Wednesday, November 19, 2014

Analysis of "Rosewater" by Nikos Gatsos

Poem found here: "Rosewater" by Nikos Gatsos

Grief.  The first lines of the poem uses high metaphor in order to express and mask the speaker's grief, "When you reach that other world, don't become a cloud / don't become a cloud, and the bitter star of dawn, / so that your mother knows you, waiting at her door."

Here's the trick with the first few lines.  The conceit of the dead happens with the first phrase of "When you reach that other world" and the focus is the separation between the speaker and the "you" speaker -- words apart.
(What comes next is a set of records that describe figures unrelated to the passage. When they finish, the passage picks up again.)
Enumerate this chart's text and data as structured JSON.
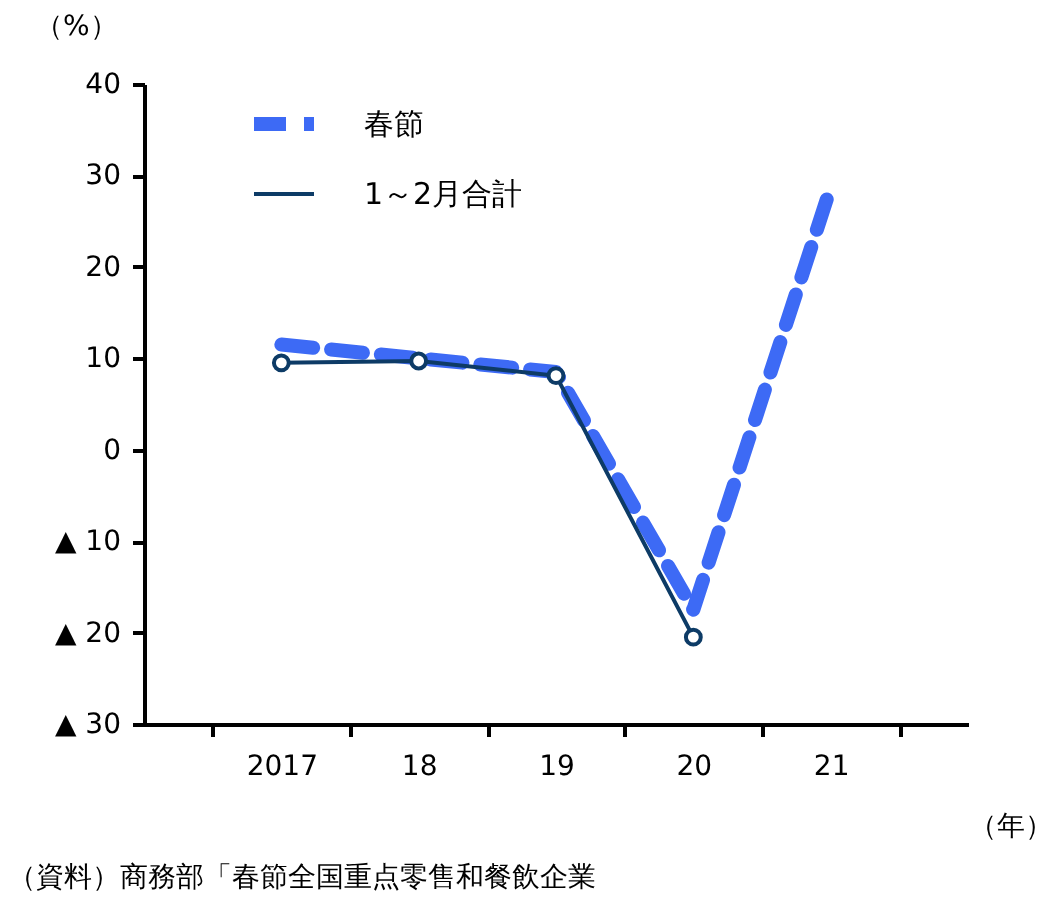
{
  "chart_data": {
    "type": "line",
    "ylabel": "（%）",
    "xlabel": "（年）",
    "categories": [
      "2017",
      "18",
      "19",
      "20",
      "21"
    ],
    "series": [
      {
        "name": "春節",
        "color": "#3d6af5",
        "line_style": "dashed",
        "marker": "none",
        "values": [
          11.5,
          10.0,
          8.5,
          -17.5,
          28.7
        ]
      },
      {
        "name": "1～2月合計",
        "color": "#0d3b66",
        "line_style": "solid",
        "marker": "circle",
        "values": [
          9.5,
          9.7,
          8.1,
          -20.5,
          null
        ]
      }
    ],
    "ylim": [
      -30,
      40
    ],
    "yticks": [
      {
        "value": -30,
        "label": "▲ 30"
      },
      {
        "value": -20,
        "label": "▲ 20"
      },
      {
        "value": -10,
        "label": "▲ 10"
      },
      0,
      10,
      20,
      30,
      40
    ],
    "grid": false,
    "legend": "top left",
    "annotations": [
      "（資料）商務部「春節全国重点零售和餐飲企業"
    ]
  }
}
Then there's the repetition of "don't become a cloud" which I take as a ubiquitous transformation metaphor with a catch.  Note how the metaphor expands outward to "the bitter star of dawn". Yes, the adjective of bitter tells much about the speaker's perspective on this grief, but what's more telling is the line, "so that your mother knows you, waiting at her door" which shows that even though the speaker is disassociated with the "you," the mother still knows.  It's that fear of not grieving enough.

"Take a wand of willow, a root of rosemary / a root of rosemary, and be moonlit coolness / falling in the midnight in your thirsting courtyard."  These lines have a fantastical feel about them.  I'm not sure how "willow" and "rosemary" work as far as symbols.  But note how the "you" is not a cloud, but rather a being (ethereal perhaps) that wants and holds things.

"I give you rosewater to drink" this poem is aptly named rosewater.  Even without knowing all the connotations of rosewater the comparison continues with, "you game me poison."  Yes, poison could be the grief the speaker is dealing with and the rosewater is how the speaker is keeping the "you" alive through this poem, but note how the speaker built up this metaphor through the fantastical and high imagery.

This line line I'm unsure about, "eaglet of the frost, hawk of the desert."  Two different beings in two different worlds.  Who is the eaglet, who is the hawk if this is indeed a comparative metaphor between the speaker and the "you"?

1 comment:

  1. Good analysis, it served me a lot. Thanks for sharing.